Suddenly, the crowd that was gathering outside heard a scream from inside the building. A group of officers who had succeeded in getting round to the back of the schoolhouse requested permission to approach the windows, but it was not granted, the authorities worried that if the gunman caught sight of them a bloodbath would ensue. But at 11:07 a.m., when gunshots rang out from inside the schoolhouse, the officers rushed to the doors and windows. The volley of shots ended abruptly. As they later realized, Roberts had shot himself.
A Sickening Scene
He had shot several of the girls in the back of the head at point-blank range. Naomi Rose Ebersol, aged seven, Marian Stoltzfus Fisher, aged 13, and Anna Mae Stoltzfus, aged 12, died at the scene while two other girls – seven-year-old Lena Zook Miller and eight-year-old Mary Liz Miller – would die in hospital the following day. The other five girls were wounded but survived their injuries.

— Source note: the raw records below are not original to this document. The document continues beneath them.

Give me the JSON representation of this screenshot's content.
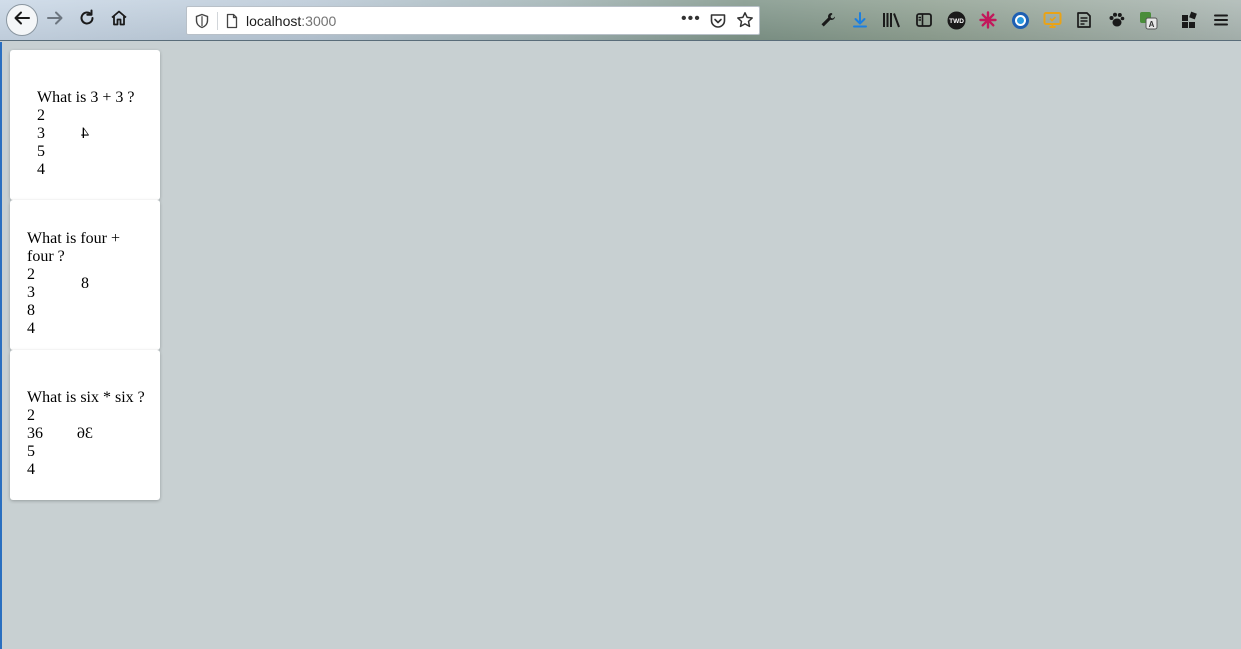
{
  "browser": {
    "url_host": "localhost",
    "url_port": ":3000",
    "more_label": "•••"
  },
  "cards": [
    {
      "question": "What is 3 + 3 ?",
      "choices": [
        "2",
        "3",
        "5",
        "4"
      ],
      "answer": "4"
    },
    {
      "question": "What is four + four ?",
      "choices": [
        "2",
        "3",
        "8",
        "4"
      ],
      "answer": "8"
    },
    {
      "question": "What is six * six ?",
      "choices": [
        "2",
        "36",
        "5",
        "4"
      ],
      "answer": "36"
    }
  ],
  "icons": {
    "back": "arrow-left-icon",
    "forward": "arrow-right-icon",
    "reload": "reload-icon",
    "home": "home-icon",
    "shield": "tracking-shield-icon",
    "page": "page-icon",
    "pocket": "pocket-icon",
    "bookmark": "star-icon",
    "extensions": [
      "wrench-icon",
      "download-icon",
      "library-icon",
      "sidebar-icon",
      "twd-icon",
      "puzzle-icon",
      "globe-icon",
      "monitor-icon",
      "notes-icon",
      "paw-icon",
      "translate-icon",
      "apps-icon",
      "menu-icon"
    ]
  },
  "colors": {
    "page_background": "#c8d0d2",
    "card_background": "#ffffff",
    "download_accent": "#1d7fe0"
  }
}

Why did Charles Carl Roberts suddenly become a killer of little girls? We will probably never know the complete truth, but, while he was holding the girls hostage, he phoned his wife and recounted a story from 20 years previously. He told her that when he was 12, he had sexually molested two young female cousins and that recently he had been dreaming of doing it again. Oddly, however, when police questioned the girls he had mentioned, they could remember nothing of the incident to which he was referring.

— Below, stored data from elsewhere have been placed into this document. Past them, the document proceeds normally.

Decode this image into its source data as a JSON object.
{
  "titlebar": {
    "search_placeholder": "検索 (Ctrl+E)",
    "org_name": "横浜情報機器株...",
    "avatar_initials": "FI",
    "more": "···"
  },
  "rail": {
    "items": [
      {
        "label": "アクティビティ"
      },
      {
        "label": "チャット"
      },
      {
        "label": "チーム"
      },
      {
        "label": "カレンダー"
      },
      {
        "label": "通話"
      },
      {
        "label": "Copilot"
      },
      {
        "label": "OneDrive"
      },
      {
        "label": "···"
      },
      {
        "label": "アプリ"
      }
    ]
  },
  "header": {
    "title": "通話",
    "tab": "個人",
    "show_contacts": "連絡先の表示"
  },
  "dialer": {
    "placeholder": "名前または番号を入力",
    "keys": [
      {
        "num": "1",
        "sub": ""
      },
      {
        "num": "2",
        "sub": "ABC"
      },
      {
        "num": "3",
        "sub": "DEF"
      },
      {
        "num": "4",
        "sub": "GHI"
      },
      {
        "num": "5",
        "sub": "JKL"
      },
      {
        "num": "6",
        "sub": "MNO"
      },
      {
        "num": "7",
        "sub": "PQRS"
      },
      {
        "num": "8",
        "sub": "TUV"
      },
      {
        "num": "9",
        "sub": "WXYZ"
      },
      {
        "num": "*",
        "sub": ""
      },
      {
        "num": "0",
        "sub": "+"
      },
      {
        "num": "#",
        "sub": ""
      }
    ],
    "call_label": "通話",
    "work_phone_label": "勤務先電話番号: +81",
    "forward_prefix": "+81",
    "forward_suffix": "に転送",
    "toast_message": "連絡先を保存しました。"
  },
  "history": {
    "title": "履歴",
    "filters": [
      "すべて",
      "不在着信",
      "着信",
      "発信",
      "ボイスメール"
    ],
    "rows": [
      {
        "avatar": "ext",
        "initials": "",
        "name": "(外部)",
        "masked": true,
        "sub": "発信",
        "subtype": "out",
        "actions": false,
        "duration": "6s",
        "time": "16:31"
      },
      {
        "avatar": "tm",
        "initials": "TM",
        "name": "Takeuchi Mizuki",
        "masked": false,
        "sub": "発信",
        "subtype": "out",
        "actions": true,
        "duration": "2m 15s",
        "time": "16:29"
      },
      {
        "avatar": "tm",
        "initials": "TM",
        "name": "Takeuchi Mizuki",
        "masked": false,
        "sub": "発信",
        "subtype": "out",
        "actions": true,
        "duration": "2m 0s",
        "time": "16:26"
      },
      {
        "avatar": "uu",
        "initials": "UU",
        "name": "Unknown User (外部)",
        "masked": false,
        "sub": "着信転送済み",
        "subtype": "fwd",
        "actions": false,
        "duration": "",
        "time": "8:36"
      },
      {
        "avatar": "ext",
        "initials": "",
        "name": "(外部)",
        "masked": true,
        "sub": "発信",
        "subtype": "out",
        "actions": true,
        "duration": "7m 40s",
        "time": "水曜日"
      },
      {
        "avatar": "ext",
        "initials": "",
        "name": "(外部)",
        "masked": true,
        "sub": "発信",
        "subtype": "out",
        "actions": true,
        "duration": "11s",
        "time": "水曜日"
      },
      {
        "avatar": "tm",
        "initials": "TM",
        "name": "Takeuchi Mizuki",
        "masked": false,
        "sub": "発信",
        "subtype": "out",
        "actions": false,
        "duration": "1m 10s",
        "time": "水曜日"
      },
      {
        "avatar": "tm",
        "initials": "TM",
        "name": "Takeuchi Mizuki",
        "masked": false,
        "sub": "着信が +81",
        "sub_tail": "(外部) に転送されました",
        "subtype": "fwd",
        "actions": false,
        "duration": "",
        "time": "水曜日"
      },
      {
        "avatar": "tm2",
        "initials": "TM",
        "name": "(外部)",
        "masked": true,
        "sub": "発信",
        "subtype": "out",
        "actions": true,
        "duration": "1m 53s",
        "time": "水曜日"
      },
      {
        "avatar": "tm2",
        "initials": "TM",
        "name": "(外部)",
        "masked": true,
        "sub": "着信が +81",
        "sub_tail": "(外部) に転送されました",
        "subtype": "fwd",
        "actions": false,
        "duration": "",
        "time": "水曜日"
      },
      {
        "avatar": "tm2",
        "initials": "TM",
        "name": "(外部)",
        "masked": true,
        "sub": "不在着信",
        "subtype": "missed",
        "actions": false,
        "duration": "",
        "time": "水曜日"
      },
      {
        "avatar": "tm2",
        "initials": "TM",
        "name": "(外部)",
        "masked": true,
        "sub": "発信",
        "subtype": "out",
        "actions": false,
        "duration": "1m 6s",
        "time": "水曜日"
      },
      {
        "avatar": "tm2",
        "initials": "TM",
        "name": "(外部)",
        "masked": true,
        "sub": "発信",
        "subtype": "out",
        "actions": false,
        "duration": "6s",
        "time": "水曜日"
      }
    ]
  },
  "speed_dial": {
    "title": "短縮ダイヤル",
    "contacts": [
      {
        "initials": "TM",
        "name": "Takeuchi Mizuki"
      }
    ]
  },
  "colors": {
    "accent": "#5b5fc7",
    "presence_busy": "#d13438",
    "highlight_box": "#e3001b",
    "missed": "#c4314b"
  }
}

A new school was built in a differe
nt location and the West Nickel Mines schoolhouse was demolished. The scene of such unimaginable horror was returned to quiet grazing land.
The Virginia Tech Massacre
Year: 2007
Perpetrator: Seung-Hui Cho
Murdered: 32
He sought to emulate his heroes, the Columbine High School murderers, Dylan Klebold and Eric Harris. He succeeded. By the end of his rampage through the corridors of Virginia Polytechnic Institute and State University in Blacksburg, Virginia, 23-year-old South Korean immigrant, Seung-Hui Cho, had amassed a death toll more than twice the size of theirs’.
An Erratic Loner
Cho’s family had long been concerned about the erratic behaviour of their only son. He had always found it impossible to make friends and rarely spoke, leading them to suspect that he might be suffering from autism. His behaviour brought bullying from classmates that only forced him to retreat even deeper inside himself. He was diagnosed with depression and a social anxiety disorder known as selective mutism that explained his lack of speech. He went into therapy but gave up on it very quickly.

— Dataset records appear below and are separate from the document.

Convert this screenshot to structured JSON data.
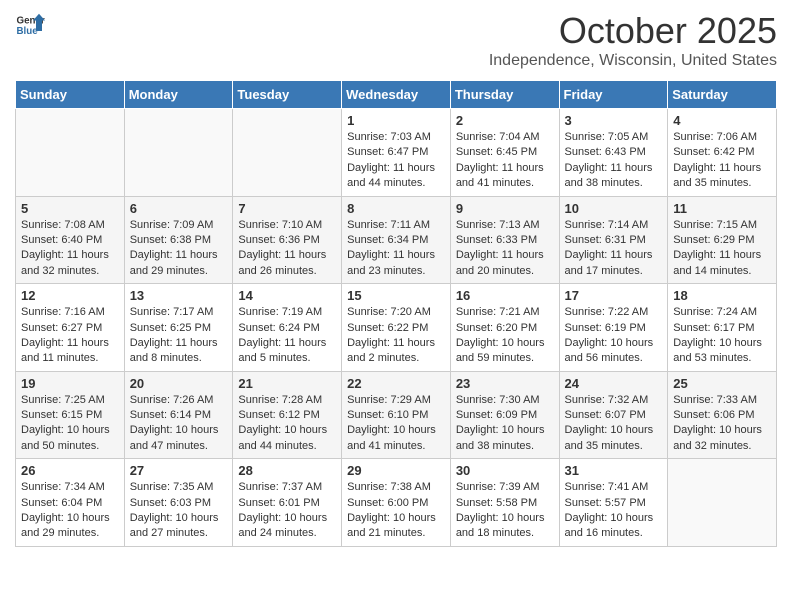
{
  "header": {
    "logo_general": "General",
    "logo_blue": "Blue",
    "title": "October 2025",
    "location": "Independence, Wisconsin, United States"
  },
  "calendar": {
    "days_of_week": [
      "Sunday",
      "Monday",
      "Tuesday",
      "Wednesday",
      "Thursday",
      "Friday",
      "Saturday"
    ],
    "weeks": [
      [
        {
          "day": "",
          "info": ""
        },
        {
          "day": "",
          "info": ""
        },
        {
          "day": "",
          "info": ""
        },
        {
          "day": "1",
          "info": "Sunrise: 7:03 AM\nSunset: 6:47 PM\nDaylight: 11 hours and 44 minutes."
        },
        {
          "day": "2",
          "info": "Sunrise: 7:04 AM\nSunset: 6:45 PM\nDaylight: 11 hours and 41 minutes."
        },
        {
          "day": "3",
          "info": "Sunrise: 7:05 AM\nSunset: 6:43 PM\nDaylight: 11 hours and 38 minutes."
        },
        {
          "day": "4",
          "info": "Sunrise: 7:06 AM\nSunset: 6:42 PM\nDaylight: 11 hours and 35 minutes."
        }
      ],
      [
        {
          "day": "5",
          "info": "Sunrise: 7:08 AM\nSunset: 6:40 PM\nDaylight: 11 hours and 32 minutes."
        },
        {
          "day": "6",
          "info": "Sunrise: 7:09 AM\nSunset: 6:38 PM\nDaylight: 11 hours and 29 minutes."
        },
        {
          "day": "7",
          "info": "Sunrise: 7:10 AM\nSunset: 6:36 PM\nDaylight: 11 hours and 26 minutes."
        },
        {
          "day": "8",
          "info": "Sunrise: 7:11 AM\nSunset: 6:34 PM\nDaylight: 11 hours and 23 minutes."
        },
        {
          "day": "9",
          "info": "Sunrise: 7:13 AM\nSunset: 6:33 PM\nDaylight: 11 hours and 20 minutes."
        },
        {
          "day": "10",
          "info": "Sunrise: 7:14 AM\nSunset: 6:31 PM\nDaylight: 11 hours and 17 minutes."
        },
        {
          "day": "11",
          "info": "Sunrise: 7:15 AM\nSunset: 6:29 PM\nDaylight: 11 hours and 14 minutes."
        }
      ],
      [
        {
          "day": "12",
          "info": "Sunrise: 7:16 AM\nSunset: 6:27 PM\nDaylight: 11 hours and 11 minutes."
        },
        {
          "day": "13",
          "info": "Sunrise: 7:17 AM\nSunset: 6:25 PM\nDaylight: 11 hours and 8 minutes."
        },
        {
          "day": "14",
          "info": "Sunrise: 7:19 AM\nSunset: 6:24 PM\nDaylight: 11 hours and 5 minutes."
        },
        {
          "day": "15",
          "info": "Sunrise: 7:20 AM\nSunset: 6:22 PM\nDaylight: 11 hours and 2 minutes."
        },
        {
          "day": "16",
          "info": "Sunrise: 7:21 AM\nSunset: 6:20 PM\nDaylight: 10 hours and 59 minutes."
        },
        {
          "day": "17",
          "info": "Sunrise: 7:22 AM\nSunset: 6:19 PM\nDaylight: 10 hours and 56 minutes."
        },
        {
          "day": "18",
          "info": "Sunrise: 7:24 AM\nSunset: 6:17 PM\nDaylight: 10 hours and 53 minutes."
        }
      ],
      [
        {
          "day": "19",
          "info": "Sunrise: 7:25 AM\nSunset: 6:15 PM\nDaylight: 10 hours and 50 minutes."
        },
        {
          "day": "20",
          "info": "Sunrise: 7:26 AM\nSunset: 6:14 PM\nDaylight: 10 hours and 47 minutes."
        },
        {
          "day": "21",
          "info": "Sunrise: 7:28 AM\nSunset: 6:12 PM\nDaylight: 10 hours and 44 minutes."
        },
        {
          "day": "22",
          "info": "Sunrise: 7:29 AM\nSunset: 6:10 PM\nDaylight: 10 hours and 41 minutes."
        },
        {
          "day": "23",
          "info": "Sunrise: 7:30 AM\nSunset: 6:09 PM\nDaylight: 10 hours and 38 minutes."
        },
        {
          "day": "24",
          "info": "Sunrise: 7:32 AM\nSunset: 6:07 PM\nDaylight: 10 hours and 35 minutes."
        },
        {
          "day": "25",
          "info": "Sunrise: 7:33 AM\nSunset: 6:06 PM\nDaylight: 10 hours and 32 minutes."
        }
      ],
      [
        {
          "day": "26",
          "info": "Sunrise: 7:34 AM\nSunset: 6:04 PM\nDaylight: 10 hours and 29 minutes."
        },
        {
          "day": "27",
          "info": "Sunrise: 7:35 AM\nSunset: 6:03 PM\nDaylight: 10 hours and 27 minutes."
        },
        {
          "day": "28",
          "info": "Sunrise: 7:37 AM\nSunset: 6:01 PM\nDaylight: 10 hours and 24 minutes."
        },
        {
          "day": "29",
          "info": "Sunrise: 7:38 AM\nSunset: 6:00 PM\nDaylight: 10 hours and 21 minutes."
        },
        {
          "day": "30",
          "info": "Sunrise: 7:39 AM\nSunset: 5:58 PM\nDaylight: 10 hours and 18 minutes."
        },
        {
          "day": "31",
          "info": "Sunrise: 7:41 AM\nSunset: 5:57 PM\nDaylight: 10 hours and 16 minutes."
        },
        {
          "day": "",
          "info": ""
        }
      ]
    ]
  }
}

At Virginia Tech, where he went to study English in 2003, his behaviour got worse. He would sign into class as ‘Question Mark’ and even used that name when introduced to people. His classmates began to call him the ‘Question Mark Kid’. He was thrown out of one class for photographing female students’ legs under their desks and his creative work became increasingly violent and obscene. Department Head, Lucinda Roy, thought that working on a one-to-one basis with him might help, but did not feel secure when she was with him, devising a secret signal that would let a colleague know if Cho started behaving inappropriately.
His attendance of classes fell away and he stopped doing any work. When he was not seated on a rocking chair staring emptily out the window, he could be seen typing relentlessly at the keys of his laptop. Once he rode his bike in endless circles around a dormitory car park, lost in thought. The song Shine by post-grunge band ‘Collective Soul’, played on a loop in his room, some of its lyrics – ‘Teach me how to speak/Teach me how to share/Teach me where to go’ – scrawled on his wall.